Bogotá, D.C., 20 ABR. 2006

Profesora

ELlZABETH LOPEZ RICO

Secretaria General

Universidad Nacional de Colombia.

Bogotá, D.C.

Asunto: Su oficio CSU-255-06 del 06 de abril de 2006

Respetada profesora:

En atención al asunto contenido en el oficio de la referencia, por medio del cual solicita concepto sobre las apreciaciones formuladas por el representante de los Exrectores ante el Consejo Superior Universitario, profesor Víctor Manuel Moncayo Cruz respecto a la posibilidad de establecer un umbral en el proceso de elección del representante estudiantil ante el CSU., esta Oficina de manera atenta le manifiesta lo siguiente:

DEL DERECHO DE PARTICIPACION

Inicialmente debe precisarse respecto al proceso de elección del representante estudiantil ante el Consejo Superior Universitario lo siguiente:

El literal g del artículo 11 del Decreto ley 1210 de 1993 establece que el representante estudiantil es uno de los miembros del Consejo Superior Universitario.

En el precitado artículo se señala que su elección se efectuará mediante votación directa y secreta, conforme al reglamento que expida el Consejo Superior Universitario. Este reglamento podrá prever que, en caso de no ser posible la elección directa del estudiante se efectúe la elección de manera indirecta.

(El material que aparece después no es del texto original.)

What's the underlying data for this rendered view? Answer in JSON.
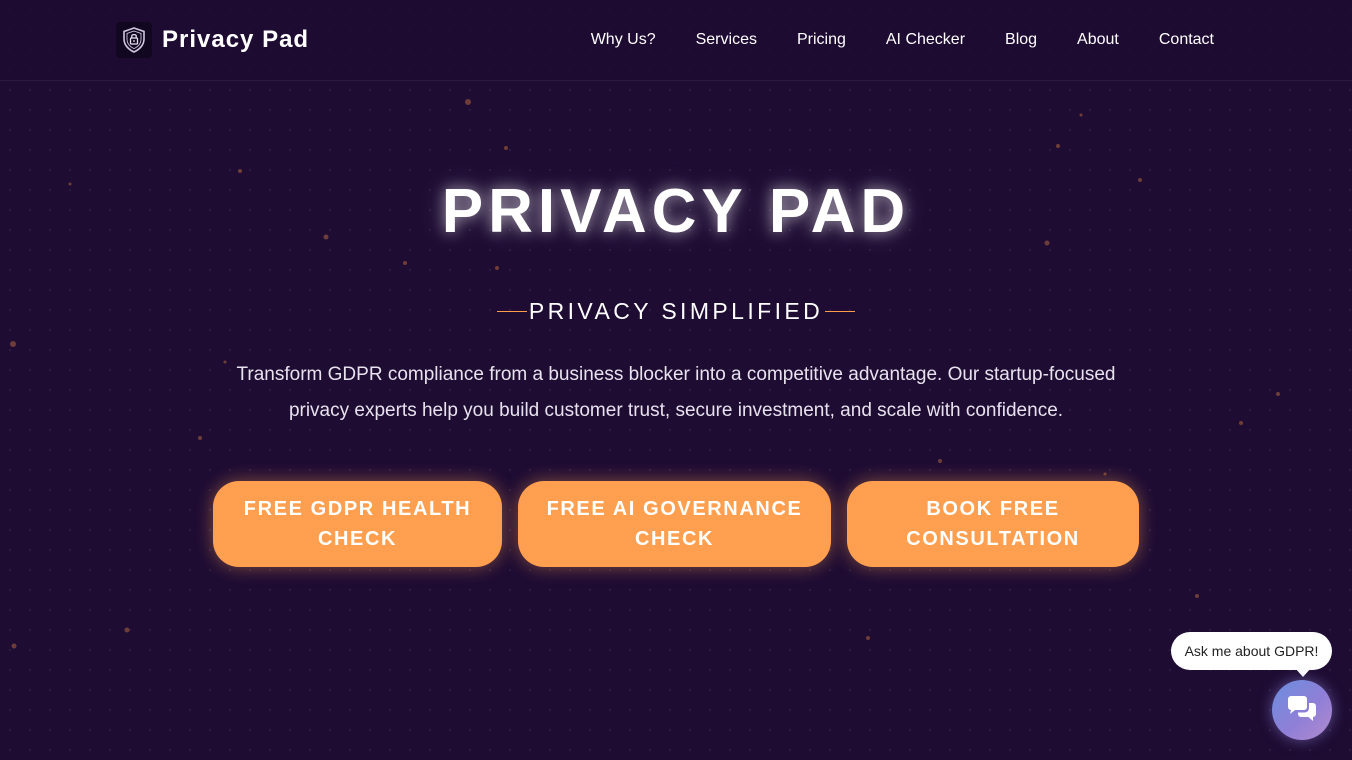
{
  "header": {
    "brand_name": "Privacy Pad",
    "nav": [
      {
        "label": "Why Us?"
      },
      {
        "label": "Services"
      },
      {
        "label": "Pricing"
      },
      {
        "label": "AI Checker"
      },
      {
        "label": "Blog"
      },
      {
        "label": "About"
      },
      {
        "label": "Contact"
      }
    ]
  },
  "hero": {
    "title": "PRIVACY PAD",
    "tagline": "PRIVACY SIMPLIFIED",
    "description": "Transform GDPR compliance from a business blocker into a competitive advantage. Our startup-focused privacy experts help you build customer trust, secure investment, and scale with confidence.",
    "cta": [
      {
        "label": "FREE GDPR HEALTH CHECK"
      },
      {
        "label": "FREE AI GOVERNANCE CHECK"
      },
      {
        "label": "BOOK FREE CONSULTATION"
      }
    ]
  },
  "chat": {
    "prompt": "Ask me about GDPR!",
    "icon": "chat-bubbles-icon"
  },
  "icons": {
    "logo": "shield-lock-icon"
  },
  "colors": {
    "background": "#1e0c33",
    "accent": "#ff9f4f",
    "text": "#ffffff"
  }
}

Cabe anotar que el representante estudiantil será elegido para un período de año y medio.

La facultad de reglamentación del Consejo Superior Universitario guarda correspondencia con lo previsto en el numeral 7 del artículo 13 del Acuerdo 11 de 2005 (Estatuto General) así como en el artículo 69 de la Constitución Política respecto a la autonomía de las universidades para expedir sus estatutos, definir su régimen interno, estatuir los mecanismos referentes a la elección, designación y periodos de sus directivos y administradores; señalar las reglas sobre selección y nominación de profesores; establecer los programas de su propio desarrollo; aprobar y manejar su presupuesto; fijar, sobre la base de las exigencias mínimas previstas en la ley, los planes de estudio que regirán su actividad académica, pudiendo incluir asignaturas básicas y materias afines con cada plan para que las mismas sean elegidas por el alumno, a efectos de moldear el perfil pretendido por cada institución universitaria para sus egresados".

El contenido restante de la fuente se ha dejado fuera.